I changed my program a little in Paris on Monday, visiting both the Coolin bar open mic and then the Galway Pub open mic, which I have not attended for a long time. Although I had fun things to do and sing in both places, please forgive me if that feels like 500 years ago and that I really want to talk more about Wednesday and Thursday night in Shanghai, China.
Fortunately my flight on Tuesday as in the afternoon, so I could do those two open mics in Paris, get home relatively early, sleep, and then spend the next more than 24 hours traveling to China by way of Dubai. I had about two hours sleep on the flight and immediately checked out upon arrival at my hotel in the Bund area of Shanghai whether or not the open mics I had done on the Wednesday night last year still existed. I figured that although I really wanted to go to bed, I would be far better off forcing myself to stay awake until late and especially, not missing the opportunity of an open mic in China.

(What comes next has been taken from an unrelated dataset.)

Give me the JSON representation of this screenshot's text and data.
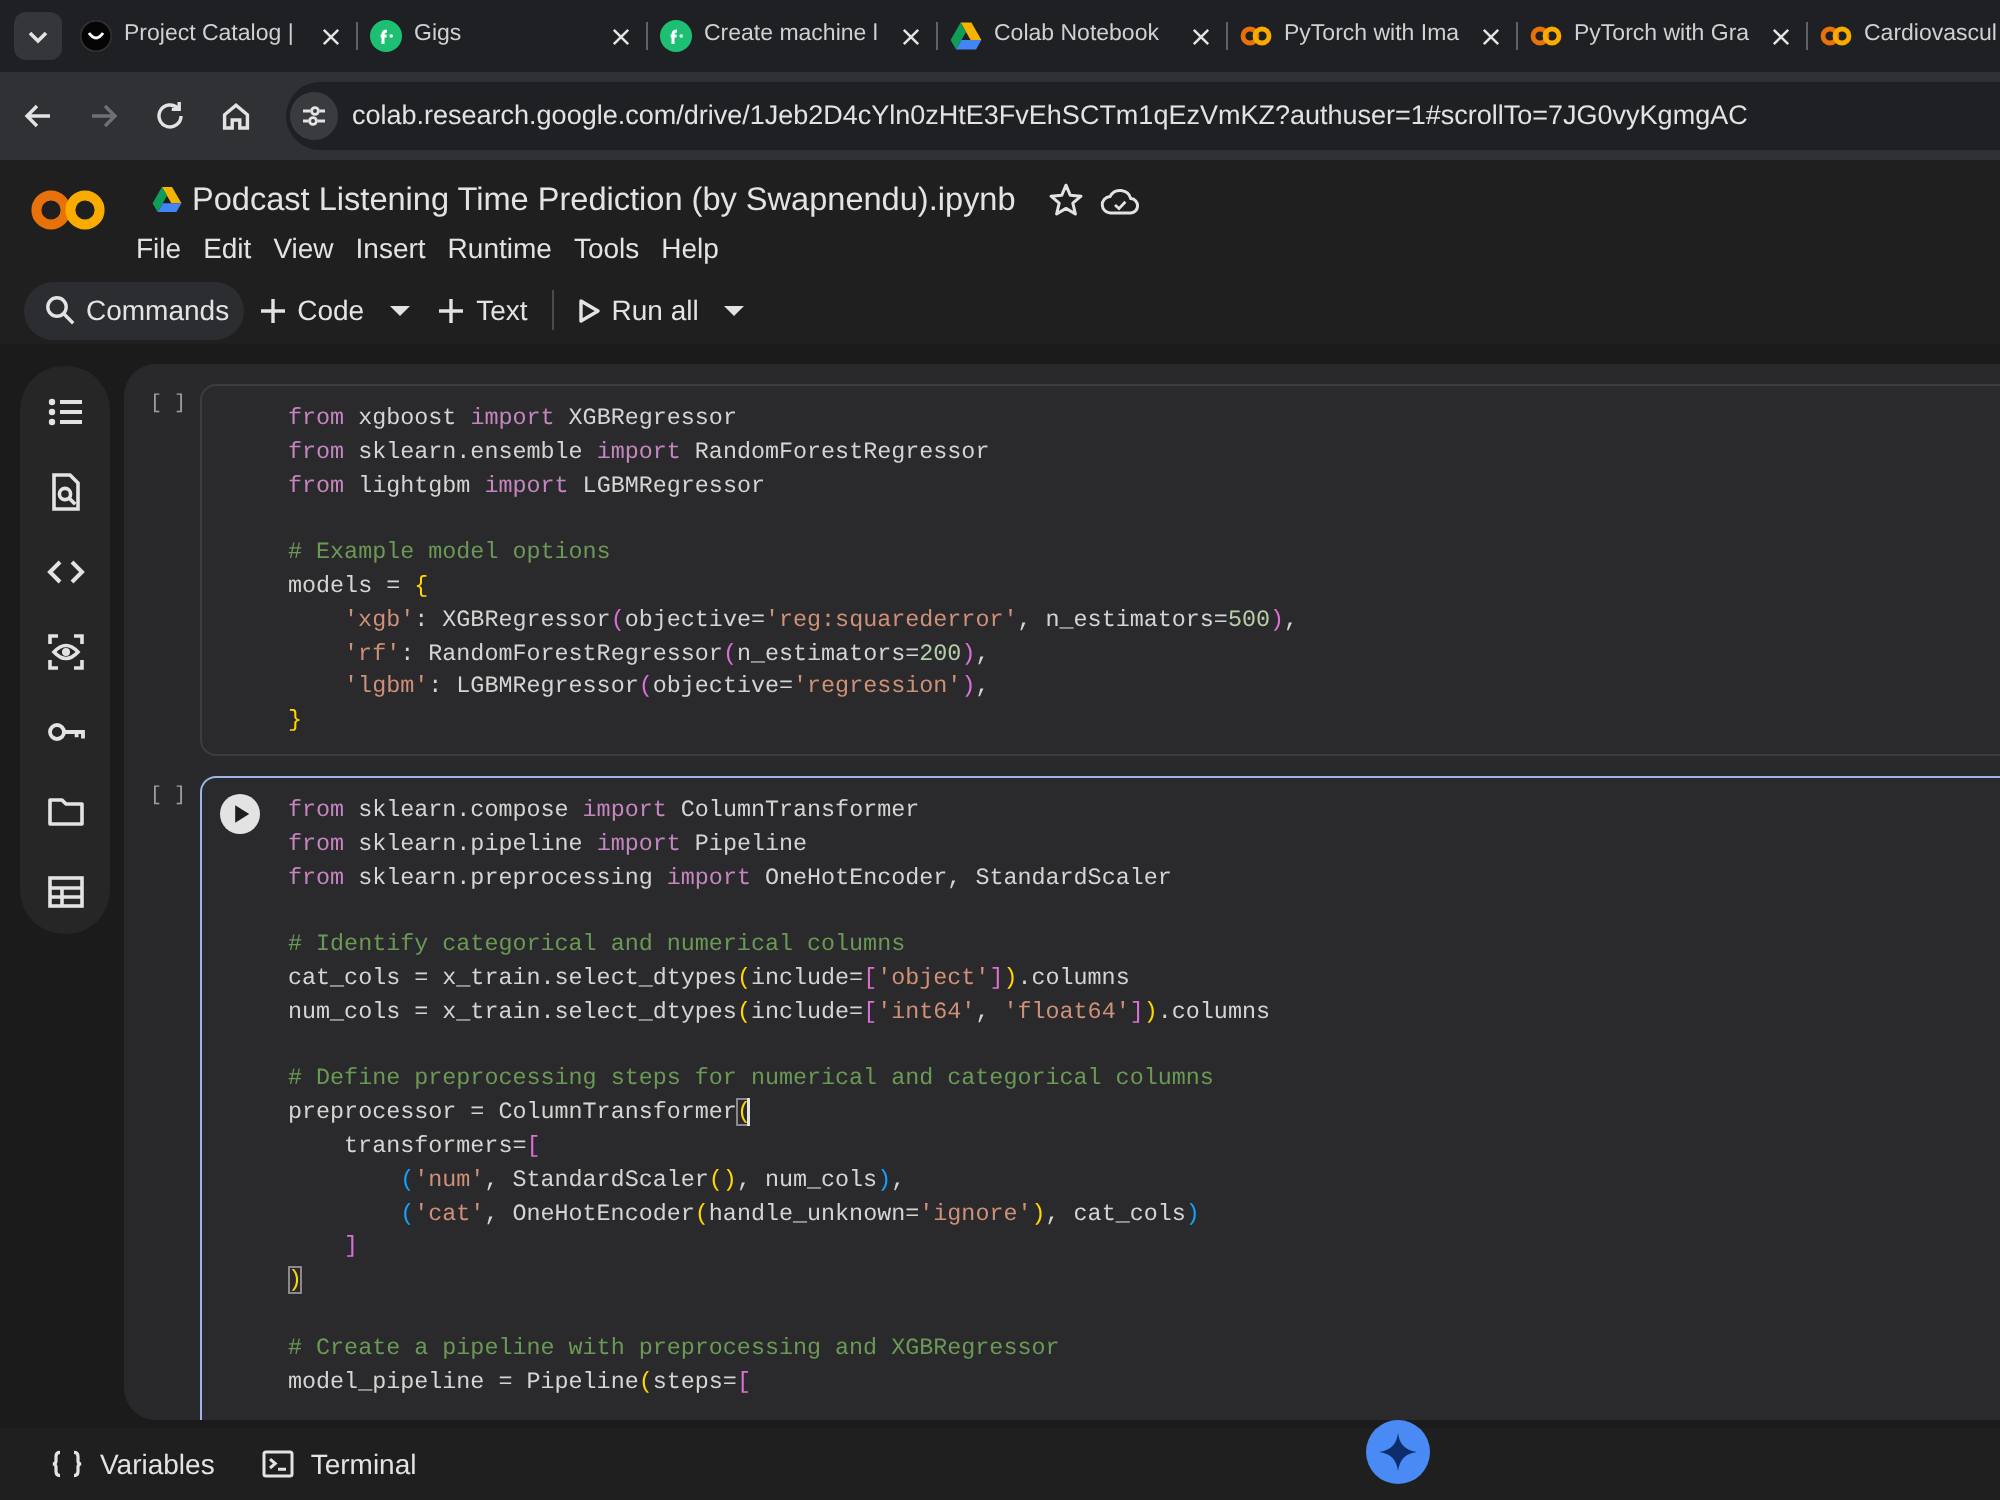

I found out that one of them, Oscar’s Pub, no longer runs an open mic. But the other, the open mic at the Not Me bar, was advertised on the bar’s web site as happening that night. So I sped off to the Not Me, had a quick dinner of Shanghai braised porc at the Bao Luo restaurant and then went to Not Me. There was little waiting at the restaurant – a fabulous local icon of a place with huge high ceilings and voluminous dining room – and there was no waiting at the open mic either.
The Not Me is a superb bar that has not only a comfortable bar at the front, a lounge kind of room at the back, and an extensive club room in the back for DJs, parties, dance and other celebrations and inspired by the Cocoon club in Frankfurt.
The open mic has been going for just about a year, and I think I must have come to one of the first open mic evenings thee last year when I performed along with Sista Fay the Swede who I met in Paris and who was passing some time in Shanghai. This open mic is unusual in that the bar is owned and run by Chinese businessmen, and they have instigated the open mic even though they say it is not really part of Chinese culture. There is no MC, but anyone can come and play on a Wednesday night. I immediately played, in fact, I played two sets since it was not exactly overflowing with musicians.
Listen to the interview with one of the Not Me bar partners, Jacky, in my podcast interview, part of this year’s series of podcasts for the blog. Oh, and by the way, strange but when I introduce Jacky on the podcast I call the place the “Be There” bar, which is a Paris venue that I used to go to! You will actually hear me at the end give the place its correct name, “Not Me,” as well as asking Jacky for the meaning of the name….
Brad Spurgeon interviews Jacky, one of the organizers of the open mic at the Not-Me bar in Shanghai:
I was so pressed for time with all that travel and doing open mics that I had no time to write about Monday Wednesday nights’ open mics before I ran off to Bee Dee’s open mic/open jam last night. Bee Dee’s is run by an American, Jeffrey Davis, and is very much an American expat bar that might be located in the U.S. somewhere. But there is some Chinese clientele, and as a magnet for musicians, it also attracts some excellent Chinese musicians.
In fact, last night I almost immediately recognized the extraordinary Joe Chou even before he went up on stage for his set. I had met Joe Chou two years ago when I first started this blog, but I had met him at Oscar’s Pub and then played at his open jam session at the Melting Pot on the Monday. Joe had done some remarkable playing with my guitar, and he seemed to fall in love with it. Last night Joe tried it out again, as well as doing some of his very cool and deeply spaced-out stuff on a stratocaster. I wanted to play with Joe, and he had said we should, but we did not end up doing so.
Bee Dee’s just seemed to get better and better as the night progressed, and if I am still in Shanghai next Tuesday, which I am scheduled to be, then I will return again for more.